En revanche, et c’est l’objet de ces lignes, si l’on pousse la logique jusqu’au bout,comme le fait la mouvance Végane, qui est au végétarisme ce que l’intégrisme est à la religion, n’aboutit-on pas à une négation des lois de la nature, qui est fondée sur la vie et la mort, celle-ci naissant de celle-là?

        
Évacuons ici (mais nous retravaillerons cette question dans un article à venir) ce qui peut faire consensus, comme l’éradication des souffrances animales indignes ou inutiles, et la nécessité de réduire la consommation de viande, pour nous intéresser à la question philosophique ou au moins générique :
Peut on sans contradiction intellectuelle prôner le végétalisme, autrement dit peut-on organiser la nature sans que des animaux se mangent d’une espèce à l’autre, puisque c’est bien de cela qu’il s’agit quand on évoque l’antispécisme sans lequel le Véganisme ne serait pas ? (L’antispécisme c’est considérer que l’homme n’est pas une espèce supérieure ou différente, mais une espèce parmi d’autres.)
        
Remarquons d’abord que, contrairement au végétarisme, un végétalisme strict aboutit pour l’espèce humaine en particulier, et pour les mammifères omnivores en général, à des carences que seuls des apports issus de l’industrie chimique et pharmaceutique peuvent compenser : la nature livrée à elle-même ne permet pas un équilibre physiologique avec un régime alimentaire strictement limité aux végétaux.

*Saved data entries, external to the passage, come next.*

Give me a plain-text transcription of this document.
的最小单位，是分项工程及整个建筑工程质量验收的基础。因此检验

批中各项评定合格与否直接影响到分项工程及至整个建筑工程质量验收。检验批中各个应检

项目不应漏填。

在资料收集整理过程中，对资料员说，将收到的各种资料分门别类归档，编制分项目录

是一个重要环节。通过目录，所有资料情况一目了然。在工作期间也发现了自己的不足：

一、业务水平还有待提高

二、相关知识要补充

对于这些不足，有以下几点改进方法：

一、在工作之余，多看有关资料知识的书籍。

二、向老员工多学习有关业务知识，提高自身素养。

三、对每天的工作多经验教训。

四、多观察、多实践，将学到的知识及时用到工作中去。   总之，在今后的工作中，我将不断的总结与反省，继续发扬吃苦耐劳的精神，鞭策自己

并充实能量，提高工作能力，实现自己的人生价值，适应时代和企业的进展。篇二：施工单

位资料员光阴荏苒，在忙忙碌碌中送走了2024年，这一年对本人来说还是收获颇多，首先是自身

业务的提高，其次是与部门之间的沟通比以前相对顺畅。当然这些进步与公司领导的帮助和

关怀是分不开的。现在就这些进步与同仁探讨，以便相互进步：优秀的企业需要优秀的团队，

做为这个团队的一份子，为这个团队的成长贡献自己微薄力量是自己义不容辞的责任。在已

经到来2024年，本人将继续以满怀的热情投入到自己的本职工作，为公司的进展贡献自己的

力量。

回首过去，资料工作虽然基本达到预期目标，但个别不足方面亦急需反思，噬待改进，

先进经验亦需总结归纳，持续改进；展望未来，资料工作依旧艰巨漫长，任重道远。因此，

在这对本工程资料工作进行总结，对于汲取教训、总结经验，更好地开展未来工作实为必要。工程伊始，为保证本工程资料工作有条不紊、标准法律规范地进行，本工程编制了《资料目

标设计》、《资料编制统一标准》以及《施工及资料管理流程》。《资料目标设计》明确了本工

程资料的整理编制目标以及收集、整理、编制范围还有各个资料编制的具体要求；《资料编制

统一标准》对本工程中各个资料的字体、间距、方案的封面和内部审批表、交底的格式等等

Mais quitte à écorner l’antispécisme, admettons que nous disposions de compléments alimentaires produits « proprement » et que l’espèce humaine puisse se nourrir uniquement de végétaux et de produits de synthèse. 
        
Remarquons ensuite que nombre d’animaux carnivores ou omnivores doivent tuer pour se nourrir : oui nous direz vous mais c’est sans l’intervention de l’homme qui doit laisser faire la nature sans y interférer .
Mais comme pour le réchauffement climatique, il est trop tard pour laisser faire. Ou plutôt laisser faire c’est faire un choix.
       
Exemple :
Il y a en Espagne une espèce de Lynx (Lynx Ibérique ou Lynx Pardelle) qui est en voie d’extinction.

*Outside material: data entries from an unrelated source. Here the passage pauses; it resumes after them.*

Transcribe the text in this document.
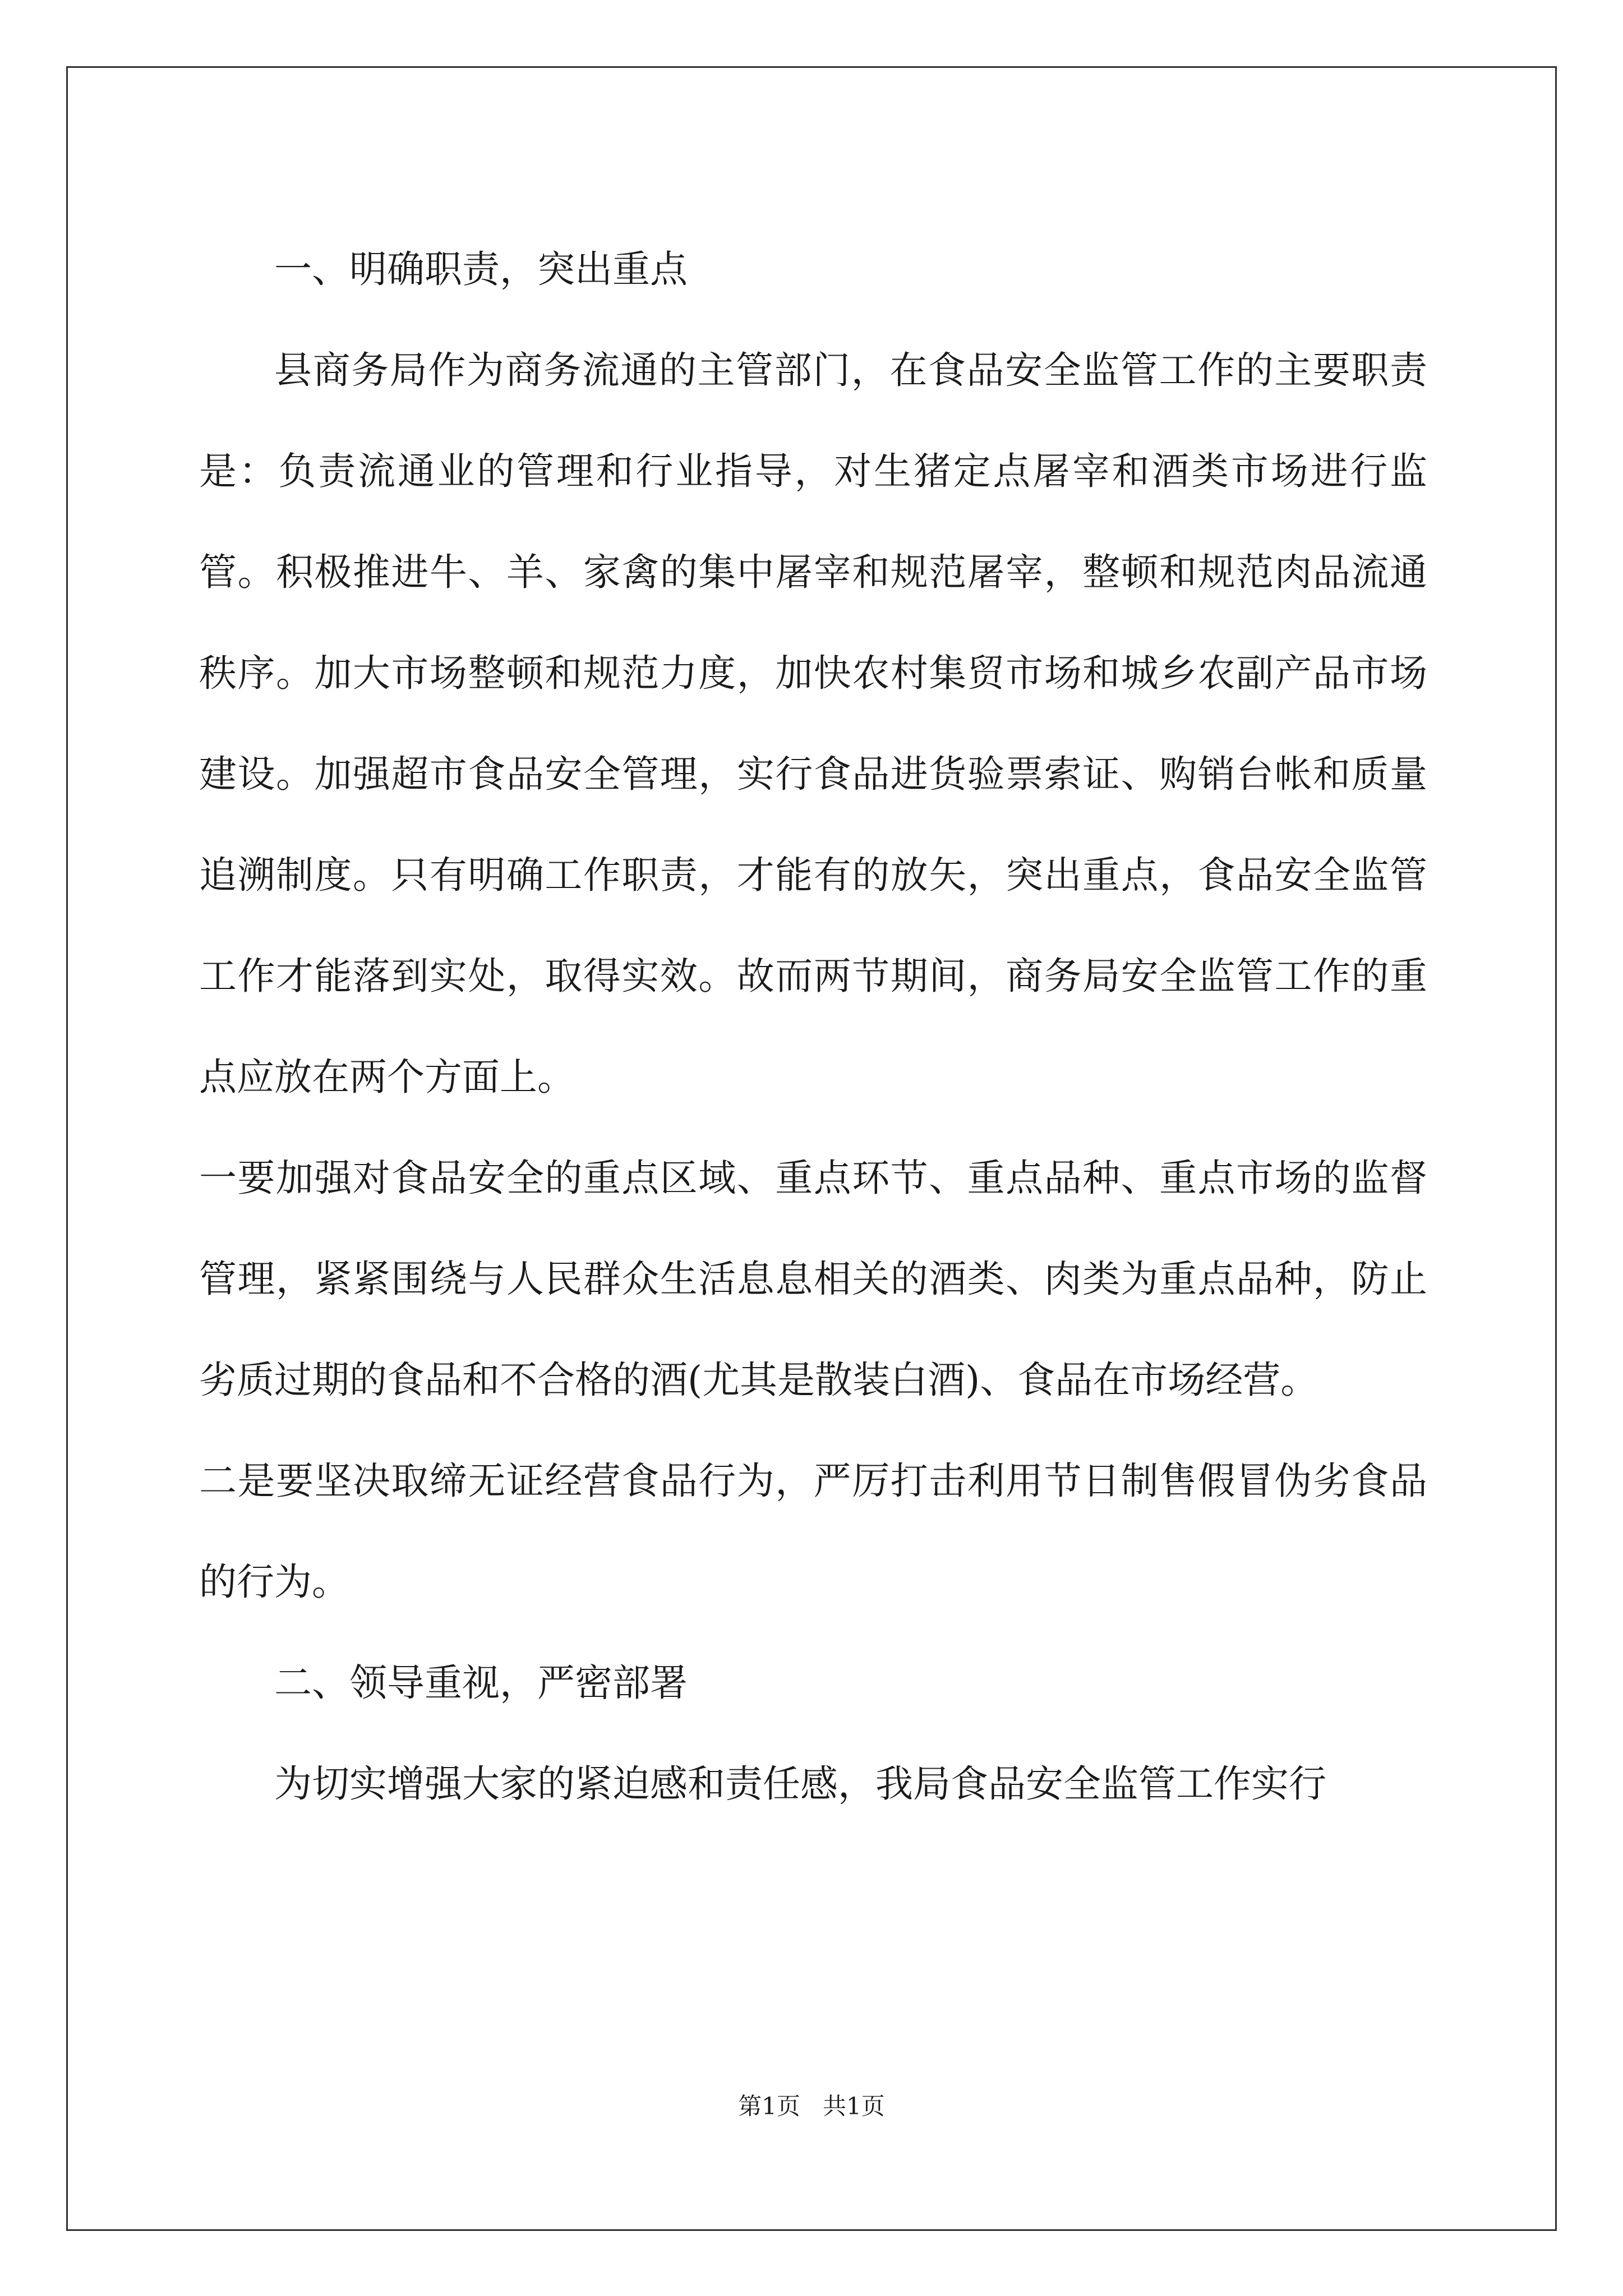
一、明确职责，突出重点

县商务局作为商务流通的主管部门，在食品安全监管工作的主要职责是：负责流通业的管理和行业指导，对生猪定点屠宰和酒类市场进行监管。积极推进牛、羊、家禽的集中屠宰和规范屠宰，整顿和规范肉品流通秩序。加大市场整顿和规范力度，加快农村集贸市场和城乡农副产品市场建设。加强超市食品安全管理，实行食品进货验票索证、购销台帐和质量追溯制度。只有明确工作职责，才能有的放矢，突出重点，食品安全监管工作才能落到实处，取得实效。故而两节期间，商务局安全监管工作的重点应放在两个方面上。

一要加强对食品安全的重点区域、重点环节、重点品种、重点市场的监督管理，紧紧围绕与人民群众生活息息相关的酒类、肉类为重点品种，防止劣质过期的食品和不合格的酒(尤其是散装白酒)、食品在市场经营。

二是要坚决取缔无证经营食品行为，严厉打击利用节日制售假冒伪劣食品的行为。

二、领导重视，严密部署

为切实增强大家的紧迫感和责任感，我局食品安全监管工作实行

第1页 共1页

Ces animaux qui vivent en Andalousie dans la Sierra Morena font l’objet au nom de la biodiversité d’une action de sauvetage de l’espèce qui vise à réintroduire des sujets dans les endroits qu’ils ont déserté.
Ces lieux ont été désertés pour une seule raison : les lapins dont ils se nourrissent exclusivement ont disparu à cause de la myxomatose dans les années 70 et et d’une maladie hémorragique (venue d’Asie) à la fin du siècle dernier.
L’essentiel des financements et des actions consistent donc, au delà et en préalable au déplacement des lynx vers les zones à repeupler, à leur procurer des moyens de subsistance à savoir des lapins qui doivent donc être réintroduits sur la zone.
Nous assistons donc et au nom de la biodiversité, à un élevage (intensif?) de lapins qui sont relâchés soit dans les enclos ou attendent les lynx (ou ils sont dévorés rapidement) soit dans les sites ou les lynx seront réintroduits (ou ils seront dévorés moins rapidement mais tout aussi sûrement, l’objectif étant qu’ils se reproduisent avant de servir de repas).
Pour assurer la survie d’une espèce l’homme élève donc d’autres animaux destinés uniquement à nourrir l’espèce menacée.
        
Cette observation en rejoint d’autres, comme celles du mode de vie des Inuits basé sur la chasse et la pêche combinant, comme souvent, nécessité vitale et atavisme culturel et pour qui un légume frais dans leur assiette est aussi étrange qu’une tranche de phoque dans la nôtre.
Et quid des tiques et autres moustiques dont les piqûres sont potentiellement porteuses de pathologies graves ? 

Il semble donc que l’exploration des limites des positions radicales quant à consommation des êtres vivants entre-eux se heurte inéluctablement aux lois de la nature et à la condition humaine, qui bien qu’aspirant à une élévation de l’âme n’en est pas moins réduite à gérer son esprit au travers des limites de son corps.

        
Le véganisme ne s’apparenterait-il donc pas plus à une fuite qu’à un combat, à une religion ( intégriste?) qu’à une idéologie ?
Et que penser ou plutôt qu’espérer de l’exploitation de l’animal par l’homme, quand le principe qui domine encore le monde est celui l’exploitation de l’homme par l’homme ?
Sur ce, Casa Nova vous souhaite un bon appétit et vous invite à méditer sur le cri de la laitue.